Emilio Aguiar tiene 52 años. nació en la parroquia de Diamondi, en el municipio de Escairón, pero lleva dos décadas residiendo en Burela. Por las mañanas se dedica a sus funciones como operario municipal, que le han permitido «experimentar» y verificar el resultado de sus investigaciones. Cuando recaló en Burela ya contaba con experiencia profesional. «Aparte dos coñecementos adquiridos nos estudios de maestro industrial electricista, traballei en Teixeiro, nunha empresa de mantemento», relata.

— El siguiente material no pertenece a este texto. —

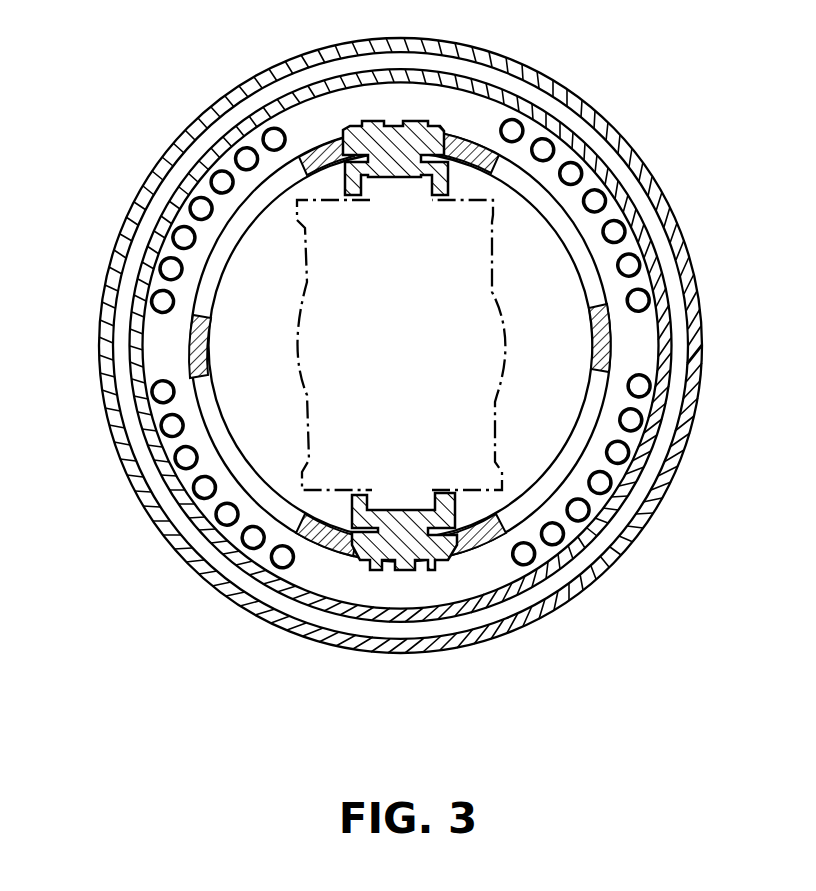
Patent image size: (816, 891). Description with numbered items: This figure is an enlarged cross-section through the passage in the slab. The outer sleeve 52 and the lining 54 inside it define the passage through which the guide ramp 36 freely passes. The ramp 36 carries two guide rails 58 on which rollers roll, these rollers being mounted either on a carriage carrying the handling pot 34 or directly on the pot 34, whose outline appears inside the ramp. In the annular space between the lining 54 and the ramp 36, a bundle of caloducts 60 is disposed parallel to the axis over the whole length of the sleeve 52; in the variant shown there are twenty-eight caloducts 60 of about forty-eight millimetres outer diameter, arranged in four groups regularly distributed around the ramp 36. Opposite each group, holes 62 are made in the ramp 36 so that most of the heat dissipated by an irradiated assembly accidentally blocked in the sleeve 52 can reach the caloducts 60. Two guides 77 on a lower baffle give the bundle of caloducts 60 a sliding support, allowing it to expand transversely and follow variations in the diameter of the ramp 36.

The handling pot 34 is at (512, 368).
The guide ramp 36 is at (612, 336).
The sleeve 52 is at (220, 101).
The lining 54 is at (499, 92).
The guide rails 58 is at (391, 180).
The caloducts 60 is at (160, 300).
The holes 62 is at (214, 407).
The guides 77 is at (378, 122).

Pero, si algo caracteriza a este hombre es la curiosidad y la inquietud por mejorar en su trabajo. «Sempre foi así, nunca me quixen quedar parado, nunca aceptei o de 'isto vai por aquí e listo'». Apasionado de la electricidad, Aguiar procura reciclarse y estar al día. Su invento le valió una medalla de oro y el reconocimiento del salón mundial de la invención de Bruselas en 1995. Aunque admite que queda mucho por inventar, de momento prefiere concentrarse en la fabricación del reductor de consumo eléctrico, todas las tardes en su taller de Burela.
Después de tanto discurrir y hallar el quid, el inventor comenta: «Un non se fai rico, pero si da para ir vivindo».